Some culinary addresses in the Mile High City just can’t seem to hold down a tenant. Here, five of Denver’s unluckiest restaurant locations.
—Photo illustration by John Ueland
295 S. Pennsylvania St.
Grey Cactus Cocina Y Bar
Currently: Telegraph Neighborhood Bistro & Bar
The longest tenant—Café Bar, purveyor of seasonal American fare—of this building northwest of Washington Park lasted three years. Grey Cactus barely made it four months. Current tenant Telegraph, however, shows some promise: Owner Chris Sargent has already figured out the formula for success at his popular West Highland eatery, Brazen.
2200 Market St.
Otto’s American Grill
Currently: i-Fish & Ramen
As the Ballpark neighborhood exploded, restaurant owners in this developing area struggled to get a feel for what diners wanted.
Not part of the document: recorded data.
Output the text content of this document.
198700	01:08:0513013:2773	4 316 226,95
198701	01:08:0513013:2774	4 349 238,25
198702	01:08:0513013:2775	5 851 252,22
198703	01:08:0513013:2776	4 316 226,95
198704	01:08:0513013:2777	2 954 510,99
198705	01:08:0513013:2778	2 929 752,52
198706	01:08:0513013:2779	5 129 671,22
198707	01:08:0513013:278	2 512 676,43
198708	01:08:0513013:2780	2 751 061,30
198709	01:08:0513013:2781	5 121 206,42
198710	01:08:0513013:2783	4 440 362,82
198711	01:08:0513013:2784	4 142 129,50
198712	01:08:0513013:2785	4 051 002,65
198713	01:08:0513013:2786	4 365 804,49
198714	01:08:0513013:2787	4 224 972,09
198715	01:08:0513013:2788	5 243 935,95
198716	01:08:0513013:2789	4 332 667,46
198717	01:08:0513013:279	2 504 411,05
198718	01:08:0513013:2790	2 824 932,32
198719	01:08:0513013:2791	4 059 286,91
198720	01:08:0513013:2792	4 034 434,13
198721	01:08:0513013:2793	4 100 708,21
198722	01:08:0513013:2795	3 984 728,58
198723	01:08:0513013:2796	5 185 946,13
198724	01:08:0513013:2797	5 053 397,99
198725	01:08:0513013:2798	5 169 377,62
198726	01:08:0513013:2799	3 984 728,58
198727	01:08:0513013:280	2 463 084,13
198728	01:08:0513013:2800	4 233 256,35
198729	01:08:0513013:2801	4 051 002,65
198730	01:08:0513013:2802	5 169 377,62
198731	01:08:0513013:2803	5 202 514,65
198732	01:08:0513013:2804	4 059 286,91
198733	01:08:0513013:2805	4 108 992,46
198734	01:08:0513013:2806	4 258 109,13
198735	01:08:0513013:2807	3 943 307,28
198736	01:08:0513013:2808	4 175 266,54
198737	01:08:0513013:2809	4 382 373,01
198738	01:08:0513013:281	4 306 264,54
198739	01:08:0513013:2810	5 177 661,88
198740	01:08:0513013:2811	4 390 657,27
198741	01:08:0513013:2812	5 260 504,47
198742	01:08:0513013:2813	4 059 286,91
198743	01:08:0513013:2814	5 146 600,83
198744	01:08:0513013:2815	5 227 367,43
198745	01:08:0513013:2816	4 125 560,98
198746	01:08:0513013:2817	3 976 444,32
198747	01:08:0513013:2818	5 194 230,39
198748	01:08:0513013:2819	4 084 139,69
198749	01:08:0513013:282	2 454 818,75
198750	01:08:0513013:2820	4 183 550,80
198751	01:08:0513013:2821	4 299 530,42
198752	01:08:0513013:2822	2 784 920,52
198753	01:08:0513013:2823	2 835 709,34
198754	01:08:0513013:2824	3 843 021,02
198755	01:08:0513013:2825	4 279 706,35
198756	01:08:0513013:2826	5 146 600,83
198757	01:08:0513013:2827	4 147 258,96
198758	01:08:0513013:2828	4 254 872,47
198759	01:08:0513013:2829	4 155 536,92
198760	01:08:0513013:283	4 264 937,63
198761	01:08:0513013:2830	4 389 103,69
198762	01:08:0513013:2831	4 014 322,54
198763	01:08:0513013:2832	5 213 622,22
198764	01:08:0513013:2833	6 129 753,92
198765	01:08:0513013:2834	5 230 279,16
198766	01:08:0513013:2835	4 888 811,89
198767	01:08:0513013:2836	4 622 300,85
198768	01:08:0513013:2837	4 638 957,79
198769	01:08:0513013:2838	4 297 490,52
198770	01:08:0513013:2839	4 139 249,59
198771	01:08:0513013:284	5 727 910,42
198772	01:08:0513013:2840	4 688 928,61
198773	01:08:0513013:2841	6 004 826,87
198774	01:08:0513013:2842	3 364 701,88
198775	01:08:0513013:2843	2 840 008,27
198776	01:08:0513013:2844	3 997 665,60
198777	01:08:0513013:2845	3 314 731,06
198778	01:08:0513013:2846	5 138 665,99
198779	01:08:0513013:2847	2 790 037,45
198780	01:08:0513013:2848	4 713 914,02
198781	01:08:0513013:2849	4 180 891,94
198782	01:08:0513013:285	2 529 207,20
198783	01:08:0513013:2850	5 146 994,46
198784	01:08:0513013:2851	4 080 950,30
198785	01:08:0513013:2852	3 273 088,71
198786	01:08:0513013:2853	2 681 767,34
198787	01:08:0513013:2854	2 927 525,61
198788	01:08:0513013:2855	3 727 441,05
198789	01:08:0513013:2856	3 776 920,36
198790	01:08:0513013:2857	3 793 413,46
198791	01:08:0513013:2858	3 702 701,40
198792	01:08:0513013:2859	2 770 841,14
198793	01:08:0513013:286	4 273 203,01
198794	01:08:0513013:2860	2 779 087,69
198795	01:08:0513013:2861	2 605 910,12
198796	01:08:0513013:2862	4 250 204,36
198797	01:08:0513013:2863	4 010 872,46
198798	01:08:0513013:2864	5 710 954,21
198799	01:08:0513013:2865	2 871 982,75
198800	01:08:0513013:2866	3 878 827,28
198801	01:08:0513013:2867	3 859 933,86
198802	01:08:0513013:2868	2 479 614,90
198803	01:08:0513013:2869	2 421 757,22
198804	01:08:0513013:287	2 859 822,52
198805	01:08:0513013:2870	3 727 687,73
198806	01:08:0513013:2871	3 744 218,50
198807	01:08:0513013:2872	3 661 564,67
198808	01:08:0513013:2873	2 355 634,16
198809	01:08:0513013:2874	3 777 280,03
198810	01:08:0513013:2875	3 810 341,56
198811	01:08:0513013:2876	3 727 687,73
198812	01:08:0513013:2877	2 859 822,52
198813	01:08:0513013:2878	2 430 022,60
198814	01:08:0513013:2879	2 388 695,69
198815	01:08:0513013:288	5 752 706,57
But they seem to have found it with i-Fish & Ramen, which has stayed put for five years under the guidance of a sushi pro who emigrated from Myanmar.
1480 Arapahoe St.
Hickory Prime Steakhouse
Currently: Reunion Gastro Pub & Wine Bar
Steak-house fatigue might be the problem here. Downtown doesn’t seem to need another steak joint—unless it comes from one of the biggest names in Denver’s dining scene (ahem, Troy Guard’s Guard and Grace). Reunion Gastro Pub, the current occupant of six months, specializes in fancy pizzas and burgers—probably a wise detour.
250 Josephine St.
Go Fish Grille
Juicy Lucy’s Steakhouse
Currently: For Rent
Blame it on the sky-high rents (retail property goes for upward of $25 per square foot), the lack of parking, the awkward location, or an honest-to-goodness hex, but one thing is clear: This Cherry Creek spot cannot hold down a long-term tenant. Its latest victim? Three-year-old Opus, which shuttered in December.
1512 Curtis St.
Ocean Palace Chinese restaurant
Victory American Grill and Bar
Le Grand Bistro
Currently: Baur’s Restaurant and Listening Lounge
The plague on this Theatre District location is relatively recent. Constructed in 1881, this building housed O.P. Baur Confectionery Co. and expanded with Baur’s restaurant in 1918. After both shut down in 1970, the venue changed hands eight times. Its difficulties might arise from the large space’s awkwardly divided layout—or it might be a casualty of a fickle theater crowd.
*Full disclosure: A legal action brought by this magazine in 2009 led to 5280 Steakhouse changing its name.